Selon l’exposé fait l’expert, l’objectif de « 0 corvée d’eau et l’accès universel  à l’eau potable» voulu par le chef de l’Etat ne sera pas atteint d’ici la fin de son mandat.

Il explique : « la cible de 79% d’accès à l’eau en 2020 inscrite dans le PNDES n’est pas cohérent avec l’engagement de « corvée zéro » qui correspondrait à 100% de taux d’accès promis en 2020. La cible du gouvernement pour 2017 est 73,5%. Le rapport du Cadre Sectoriel de dialogue  donne un taux d’accès de 73,4% en 2017 contre 72,4% en 2016. Si l’on considère cette progression 1 point par an, on semble être loin de réaliser l’engagement de 100% de taux d’accès ou corvée zéro en 2020 ».

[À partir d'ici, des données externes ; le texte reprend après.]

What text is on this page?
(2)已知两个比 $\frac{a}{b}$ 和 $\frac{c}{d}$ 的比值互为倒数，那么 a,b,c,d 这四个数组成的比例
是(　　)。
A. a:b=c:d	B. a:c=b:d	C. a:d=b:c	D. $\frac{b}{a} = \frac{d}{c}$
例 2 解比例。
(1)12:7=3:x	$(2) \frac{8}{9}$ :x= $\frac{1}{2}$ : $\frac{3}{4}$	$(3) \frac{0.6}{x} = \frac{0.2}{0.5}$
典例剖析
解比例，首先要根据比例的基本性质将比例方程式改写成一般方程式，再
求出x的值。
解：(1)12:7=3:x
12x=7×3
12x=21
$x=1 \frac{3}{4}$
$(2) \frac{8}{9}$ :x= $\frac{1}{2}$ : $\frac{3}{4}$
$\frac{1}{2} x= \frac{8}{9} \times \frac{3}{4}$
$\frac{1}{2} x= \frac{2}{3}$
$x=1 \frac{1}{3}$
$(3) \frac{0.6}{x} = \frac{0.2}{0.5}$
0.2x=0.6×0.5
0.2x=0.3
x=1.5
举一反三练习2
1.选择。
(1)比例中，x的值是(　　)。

Pour Célestin Pouya, au vu des chiffres et des perspectives, le gouvernement n’atteindra pas le taux escompté et ne tiendra pas ses engagements au plan national et international : « si on obéit à cette progression d’un point par année, on ne pourra pas atteindre le taux de 100% d’accès à l’eau potable ni même l’objectif du PNDES qui est de 79, 9%. Si on regarde au niveau de l’assainissement, nous sommes aujourd’hui à 21,6%, ce qui est loin des engagements du programme présidentiel en termes de taux d’accès d’assainissement dont l’objectif en milieu urbain est de 80% et 50% en milieu rural ».

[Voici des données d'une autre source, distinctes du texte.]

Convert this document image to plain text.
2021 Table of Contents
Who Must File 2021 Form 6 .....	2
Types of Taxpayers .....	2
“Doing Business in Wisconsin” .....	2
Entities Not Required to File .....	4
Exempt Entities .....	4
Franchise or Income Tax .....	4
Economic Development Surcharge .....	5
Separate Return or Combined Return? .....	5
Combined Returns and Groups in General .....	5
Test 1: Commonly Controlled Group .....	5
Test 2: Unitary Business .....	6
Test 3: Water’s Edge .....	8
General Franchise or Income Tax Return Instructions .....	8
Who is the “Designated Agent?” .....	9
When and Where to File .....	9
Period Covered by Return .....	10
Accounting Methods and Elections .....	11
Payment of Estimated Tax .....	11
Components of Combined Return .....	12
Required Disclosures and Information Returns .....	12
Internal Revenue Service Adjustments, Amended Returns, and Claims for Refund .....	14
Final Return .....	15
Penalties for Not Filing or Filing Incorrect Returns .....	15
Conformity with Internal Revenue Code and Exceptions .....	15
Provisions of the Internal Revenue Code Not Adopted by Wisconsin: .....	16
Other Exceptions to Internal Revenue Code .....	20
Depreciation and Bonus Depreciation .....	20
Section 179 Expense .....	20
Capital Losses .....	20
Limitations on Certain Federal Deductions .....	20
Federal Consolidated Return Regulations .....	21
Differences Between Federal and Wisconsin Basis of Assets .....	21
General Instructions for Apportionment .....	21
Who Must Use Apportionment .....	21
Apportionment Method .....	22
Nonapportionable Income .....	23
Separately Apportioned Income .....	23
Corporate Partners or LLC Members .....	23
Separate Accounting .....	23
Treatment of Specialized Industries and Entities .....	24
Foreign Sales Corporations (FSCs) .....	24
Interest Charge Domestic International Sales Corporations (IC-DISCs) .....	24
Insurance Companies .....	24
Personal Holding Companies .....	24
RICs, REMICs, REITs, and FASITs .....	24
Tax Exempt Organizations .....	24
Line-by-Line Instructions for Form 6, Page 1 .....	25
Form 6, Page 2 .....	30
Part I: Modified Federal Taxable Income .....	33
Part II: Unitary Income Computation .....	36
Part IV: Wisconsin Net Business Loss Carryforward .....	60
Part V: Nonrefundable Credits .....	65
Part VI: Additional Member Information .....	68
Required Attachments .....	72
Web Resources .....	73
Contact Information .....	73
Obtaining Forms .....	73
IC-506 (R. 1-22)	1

Et de l’avis de M. Pouya citant le sondage du Présimètre, les populations enquêtées à 63% ne sont pas satisfaites du respect des engagements de l’exécutif en matière d’eau potable et d’assainissement.Et pour rectifier le tir, le collectif d’OSC et de médias vont publier dans les jours à venir une déclaration commune invitant officiellement le gouvernement à respecter ses engagements nationaux et internationaux dans le domaine de l’eau et de l’assainissement. A l’issue de cette déclaration, interviendra le dialogue direct avec les pouvoirs publics sous forme de plaidoyer.